Leveraging Operational Intelligence for Proactive Insights, Part 3

Lyndsay Wise's picture
 By | juni 15, 2018
juni 15, 2018

Part 1 and Part 2 of this blog series evaluated the importance of tying business goals to technology outcomes, specifically in relation to business intelligence and analytics use. These blogs also discussed technology use and industry and competitive factors to evaluate what is needed for operational intelligence use and why business outcomes are tied in to overall success.

Part 3 looks at practical ways to shift towards operational intelligence and take advantage of frameworks and technologies that support the organization’s BI maturity needs. These include:

1. Actionable Insights

Saying that BI and Analytics need to be tied to actionable outcomes is easier said than done. Many organizations focus on creating BI applications that replace legacy reporting solutions but do not take into account different ways of evaluating data needs. It is important to provide accurate reporting and analytics. At the same time, operationalizing analytics access requires a new way of thinking as information is delivered differently and operational insights needs real-time mindset to decision making.

Doing so effectively requires the ability to leverage operational intelligence – from an architectural standpoint to make sure that the database technology available supports real-time data access. Beyond capabilities, developing actionable insights involves a shift in mindset. Organizations should evaluate what their top business challenges are and the information they need to gain insight into the causes and effects of those challenges. This may be an iterative approach but organizations can start by identifying the insights they are getting from operational insights that were not available to them before hand and develop an understanding of the implications of having access to this new level of insight.
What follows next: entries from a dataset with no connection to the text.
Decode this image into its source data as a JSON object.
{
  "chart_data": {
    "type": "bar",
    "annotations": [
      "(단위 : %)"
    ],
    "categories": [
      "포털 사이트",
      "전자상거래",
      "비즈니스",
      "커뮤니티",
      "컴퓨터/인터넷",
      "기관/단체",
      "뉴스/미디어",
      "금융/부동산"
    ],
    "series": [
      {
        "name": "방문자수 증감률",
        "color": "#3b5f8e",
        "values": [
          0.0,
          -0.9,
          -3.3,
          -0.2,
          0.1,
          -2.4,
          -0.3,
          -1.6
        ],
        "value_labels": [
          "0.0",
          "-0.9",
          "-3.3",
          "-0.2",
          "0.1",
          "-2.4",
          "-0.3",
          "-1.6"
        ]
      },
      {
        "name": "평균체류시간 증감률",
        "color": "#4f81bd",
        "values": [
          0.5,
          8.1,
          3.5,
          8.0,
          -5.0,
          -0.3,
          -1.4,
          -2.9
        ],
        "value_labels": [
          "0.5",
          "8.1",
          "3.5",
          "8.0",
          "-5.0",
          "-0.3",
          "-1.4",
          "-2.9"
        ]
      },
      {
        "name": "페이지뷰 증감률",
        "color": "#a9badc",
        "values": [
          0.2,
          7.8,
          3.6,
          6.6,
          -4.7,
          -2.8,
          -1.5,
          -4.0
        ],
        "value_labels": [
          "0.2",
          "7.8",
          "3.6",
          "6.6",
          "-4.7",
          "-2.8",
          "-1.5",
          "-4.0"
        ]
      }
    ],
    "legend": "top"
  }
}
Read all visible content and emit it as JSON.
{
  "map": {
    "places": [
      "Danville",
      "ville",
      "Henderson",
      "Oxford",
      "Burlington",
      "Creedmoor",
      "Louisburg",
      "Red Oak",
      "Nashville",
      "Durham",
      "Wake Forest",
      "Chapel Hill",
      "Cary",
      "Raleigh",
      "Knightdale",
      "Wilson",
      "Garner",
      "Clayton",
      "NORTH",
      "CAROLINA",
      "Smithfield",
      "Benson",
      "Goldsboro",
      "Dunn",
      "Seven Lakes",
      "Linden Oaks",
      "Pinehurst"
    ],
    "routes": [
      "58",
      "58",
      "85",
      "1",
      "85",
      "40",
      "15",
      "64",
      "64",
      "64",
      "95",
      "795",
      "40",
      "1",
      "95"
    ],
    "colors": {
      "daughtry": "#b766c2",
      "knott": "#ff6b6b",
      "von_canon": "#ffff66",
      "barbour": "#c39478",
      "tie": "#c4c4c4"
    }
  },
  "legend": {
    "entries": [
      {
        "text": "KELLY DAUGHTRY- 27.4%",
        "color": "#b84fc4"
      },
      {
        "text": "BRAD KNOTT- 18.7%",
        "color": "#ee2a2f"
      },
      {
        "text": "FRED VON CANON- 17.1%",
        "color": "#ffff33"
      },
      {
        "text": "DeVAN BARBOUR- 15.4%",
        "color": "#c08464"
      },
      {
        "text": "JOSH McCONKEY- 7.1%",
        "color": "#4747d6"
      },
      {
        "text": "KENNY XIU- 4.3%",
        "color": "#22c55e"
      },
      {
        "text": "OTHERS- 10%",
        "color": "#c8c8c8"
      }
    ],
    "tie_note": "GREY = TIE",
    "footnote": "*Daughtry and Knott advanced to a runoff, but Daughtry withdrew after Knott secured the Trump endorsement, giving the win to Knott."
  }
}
2. Automation and Digitization

Part of operational intelligence involves the ability to automate processes and create a holistic view of the organization through better visibility into data. From a business perspective, companies should evaluate the benefits of automation and digitization beyond time savings alone and create accost benefit analysis to understand how better and automated access to data supports operations and information insight. Doing so may require a lot of work, but ends up being worth the payoff as it supports better overall insights and also ties into data governance, reliability, value, and broader master data management. The reality is that leveraging operational analytics to support better proactive insights requires looking at data with fresh eyes and taking a holistic approach to data management and analytics access. By automating processes and digitizing access to data assets, organizations can support direct correlation between data access and business value.

3. Data Governance and the Rest

Data governance and broader data management should not be left out when looking at operational intelligence. Without strong data assets and the ability to trust data, it becomes a challenge to validate information outcomes on many different levels. Although data governance, security, and privacy are all areas that organizations struggle with, many still see these initiatives as separate from analytics. Unfortunately, these companies will only get so far with their BI initiatives due to a lack of understanding of the importance of data governance and how it supports business outcomes. If an organization does not have an understanding of what their data means and how it is managed, it becomes difficult to tie any analytics outputs to business outcomes.

In conclusion, operational intelligence is complex and requires a shift in technology adoption and the way people think about analytics in general. As we move forward, simply developing a set of metrics without tying them to proactive business insights, will lead to a lack of value coming from analytics deployments. To get the most out of BI and analytics, organizations need to tie the business outcomes they desire to operational intelligence and the development of broader business goals.